Jeff Stotts, un preparatore atletico certificato, aggiunto che una rottura del lembo “viene più comunemente trattata con una menisectomia parziale” – in altre parole, un intervento chirurgico di rimozione.

Tempo di recupero del menisco strappato in NBA

Le rotture del menisco non sono rare nell’NBA, ma il tempo di recupero varia in base alla posizione e alla gravità della lesione.

Questa è già la terza lesione del menisco per Embiid nella sua carriera. Ha subito una lesione al menisco sinistro nel 2017 e una lesione al menisco destro parzialmente nel 2021.

Nel 2017, Embiid ha saltato le ultime 37 partite della stagione regolare dopo aver subito un intervento chirurgico per una rimozione parziale, ma non c’era nemmeno alcun incentivo a riportarlo indietro con i 76ers vicino all’ultimo posto. Nel 2021, Embiid si è infortunato durante i playoff NBA e ha saltato solo una partita e non ha avuto bisogno di un intervento chirurgico in bassa stagione.
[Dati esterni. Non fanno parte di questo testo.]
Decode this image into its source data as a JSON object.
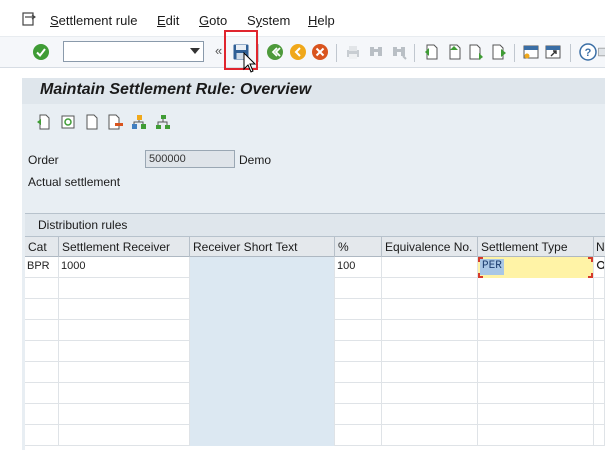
{
  "menubar": {
    "items": [
      {
        "label": "Settlement rule",
        "underline": "S"
      },
      {
        "label": "Edit",
        "underline": "E"
      },
      {
        "label": "Goto",
        "underline": "G"
      },
      {
        "label": "System",
        "underline": "y"
      },
      {
        "label": "Help",
        "underline": "H"
      }
    ]
  },
  "toolbar": {
    "command_value": "",
    "back_glyph": "«",
    "icons": [
      "enter-icon",
      "save-icon",
      "back-icon",
      "exit-icon",
      "cancel-icon",
      "print-icon",
      "find-icon",
      "find-next-icon",
      "first-page-icon",
      "previous-page-icon",
      "next-page-icon",
      "last-page-icon",
      "create-session-icon",
      "shortcut-icon",
      "help-icon"
    ],
    "highlight_color": "#e0252e"
  },
  "page": {
    "title": "Maintain Settlement Rule: Overview"
  },
  "header": {
    "order_label": "Order",
    "order_value": "500000",
    "order_description": "Demo",
    "actual_settlement_label": "Actual settlement"
  },
  "table": {
    "caption": "Distribution rules",
    "columns": [
      "Cat",
      "Settlement Receiver",
      "Receiver Short Text",
      "%",
      "Equivalence No.",
      "Settlement Type",
      "N"
    ],
    "rows": [
      {
        "cat": "BPR",
        "receiver": "1000",
        "short_text": "",
        "percent": "100",
        "equivalence": "",
        "settlement_type": "PER"
      }
    ]
  },
  "colors": {
    "readonly_column": "#dce8f2",
    "selected_cell": "#fff3a6",
    "title_bar": "#dfe6ec"
  }
}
Diverse attuali superstar della NBA hanno subito lo stesso infortunio, tra cui Jimmy Butler, Kawhi Leonard, Chris Paul, Derrick Rose e Zion Williamson. Tutti e cinque i giocatori hanno avuto tempi di recupero diversi.

Butler ha subito una lesione parziale del menisco del ginocchio destro nel 2018. Ha saltato 17 partite e alla fine è tornato per chiudere la stagione e competere nei playoff.

Leonard ha subito una lesione al menisco destro nei playoff NBA del 2023. Dopo una “procedura di pulizia” in bassa stagioneera pronto per partire per la serata di apertura ed è tornato a giocare a livello All-Star.

Paul ha subito una lesione al menisco sinistro nel 2010. Si è sottoposto intervento chirurgico per una riparazione meniscaleha saltato due mesi di azione (25 partite) ed è tornato in campo.

Il caso di Rose è incomparabile, avendo subito numerosi interventi chirurgici al menisco nel corso della sua carriera oltre a una lesione lacerata del legamento crociato anteriore sinistro.

La carriera di Williamson nell’NBA è iniziata con una lesione del menisco laterale nel 2019. He ha subito un intervento chirurgico e ha mancato i primi tre mesi (44 partite) della sua stagione da rookie.

Chirurgia del menisco e differenza di rimozione

Nel 2019, Stott ha rotto la lesione del menisco laterale di Williamson e la differenza tra un intervento chirurgico e la rimozione del menisco.

Ecco cosa ha da dire Stotts sull’argomento:

Gli interventi chirurgici al menisco possono essere suddivisi in due tipi fondamentali: riparazioni e rimozioni. Determinare quale percorso intraprendere dipende dalla posizione della lesione e dal tipo di lesione che si è verificata. …

Una meniscectomia, o rimozione, è la più comune delle due procedure ed è spesso accompagnata da un periodo di recupero più breve. Dopo una meniscectomia, i giocatori possono spesso tornare all’attività entro sei settimane. Le partite perse a causa di infortuni al menisco tra i giocatori NBA non dipendono da quale menisco sia danneggiato. Tuttavia, la rapida svolta non è priva di conseguenze poiché le rimozioni aumentano il rischio di problemi a lungo termine come l’artrosi e altre complicazioni come le cisti.

Al contrario, una riparazione artroscopica del menisco ha risultati migliori a lungo termine anche se il tempo di recupero dopo l’intervento è spesso molto più lungo. Il recupero dopo una riparazione viene spesso misurato in mesi e non in settimane.